Examining Caregiving Roles to Differentiate the Effects of Using a Mobile App for Community Oversight for Privacy and Security
Mamtaj Akter, Jess Kropczynski, Heather Lipford, Pamela Wisniewski
TL;DR
The paper addresses how unequal caregiving roles within trusted communities influence collaborative mobile privacy and security management. It employs a 4-week field study of CO-oPS with 101 participants in 22 groups to compare caregivers and caregivees, measuring perceptions (trust, belonging, collective and self-efficacy) and behaviors (app reviews, permissions, messaging, app hiding). Key findings show caregivers start with higher trust and efficacy, but caregivees exhibit greater gains in self-efficacy and collective efficacy, with notable differences in app-hiding behavior and review patterns that reveal role-specific dynamics. The work contributes empirical evidence and design guidance for developing role-aware, community-based privacy tools that empower those who need assistance while mitigating potential power imbalances.
Abstract
We conducted a 4-week field study with 101 smartphone users who self-organized into 22 small groups of family, friends, and neighbors to use ``CO-oPS,'' a mobile app for co-managing mobile privacy and security.
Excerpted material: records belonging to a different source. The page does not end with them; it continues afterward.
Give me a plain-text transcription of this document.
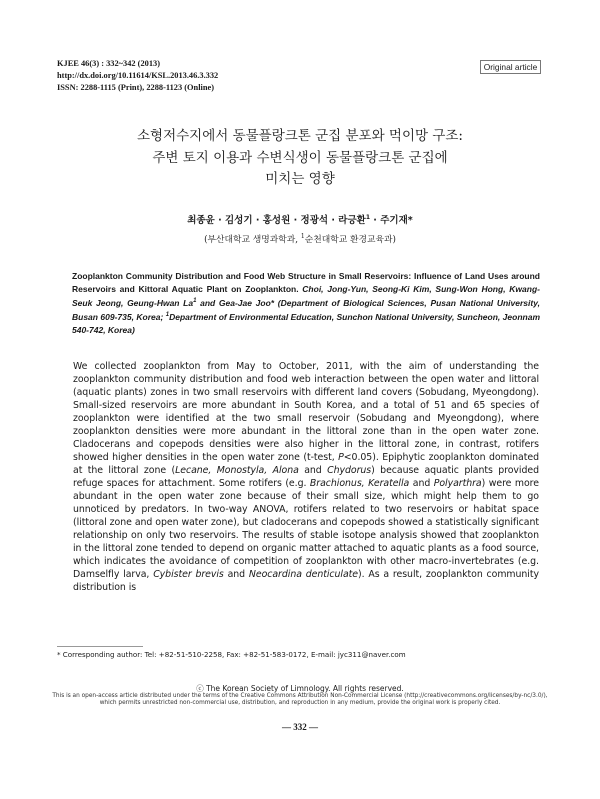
KJEE 46(3) : 332~342 (2013)
http://dx.doi.org/10.11614/KSL.2013.46.3.332
ISSN: 2288-1115 (Print), 2288-1123 (Online)
Original article
소형저수지에서 동물플랑크톤 군집 분포와 먹이망 구조:
주변 토지 이용과 수변식생이 동물플랑크톤 군집에
미치는 영향
최종윤 · 김성기 · 홍성원 · 정광석 · 라긍환$^1$ · 주기재*
(부산대학교 생명과학과, $^1$순천대학교 환경교육과)
Zooplankton Community Distribution and Food Web Structure in Small Reservoirs: Influence of Land Uses around Reservoirs and Kittoral Aquatic Plant on Zooplankton. Choi, Jong-Yun, Seong-Ki Kim, Sung-Won Hong, Kwang-Seuk Jeong, Geung-Hwan La$^1$ and Gea-Jae Joo* (Department of Biological Sciences, Pusan National University, Busan 609-735, Korea; $^1$Department of Environmental Education, Sunchon National University, Suncheon, Jeonnam 540-742, Korea)
We collected zooplankton from May to October, 2011, with the aim of understanding the zooplankton community distribution and food web interaction between the open water and littoral (aquatic plants) zones in two small reservoirs with different land covers (Sobudang, Myeongdong). Small-sized reservoirs are more abundant in South Korea, and a total of 51 and 65 species of zooplankton were identified at the two small reservoir (Sobudang and Myeongdong), where zooplankton densities were more abundant in the littoral zone than in the open water zone. Cladocerans and copepods densities were also higher in the littoral zone, in contrast, rotifers showed higher densities in the open water zone (t-test, P<0.05). Epiphytic zooplankton dominated at the littoral zone (Lecane, Monostyla, Alona and Chydorus) because aquatic plants provided refuge spaces for attachment. Some rotifers (e.g. Brachionus, Keratella and Polyarthra) were more abundant in the open water zone because of their small size, which might help them to go unnoticed by predators. In two-way ANOVA, rotifers related to two reservoirs or habitat space (littoral zone and open water zone), but cladocerans and copepods showed a statistically significant relationship on only two reservoirs. The results of stable isotope analysis showed that zooplankton in the littoral zone tended to depend on organic matter attached to aquatic plants as a food source, which indicates the avoidance of competition of zooplankton with other macro-invertebrates (e.g. Damselfly larva, Cybister brevis and Neocardina denticulate). As a result, zooplankton community distribution is
* Corresponding author: Tel: +82-51-510-2258, Fax: +82-51-583-0172, E-mail: jyc311@naver.com
ⓒ The Korean Society of Limnology. All rights reserved.
This is an open-access article distributed under the terms of the Creative Commons Attribution Non-Commercial License (http://creativecommons.org/licenses/by-nc/3.0/),
which permits unrestricted non-commercial use, distribution, and reproduction in any medium, provide the original work is properly cited.
— 332 —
We differentiated between those who provided oversight (i.e., caregivers) and those who did not (i.e., caregivees) to examine differential effects on their experiences and behaviors while using CO-oPS. Caregivers reported higher power use, community trust, belonging, collective efficacy, and self-efficacy than caregivees. Both groups' self-efficacy and collective efficacy for mobile privacy and security increased after using CO-oPS. However, this increase was significantly stronger for caregivees. Our research demonstrates how community-based approaches can benefit people who need additional help managing their digital privacy and security. We provide recommendations to support community-based oversight for managing privacy and security within communities of different roles and skills.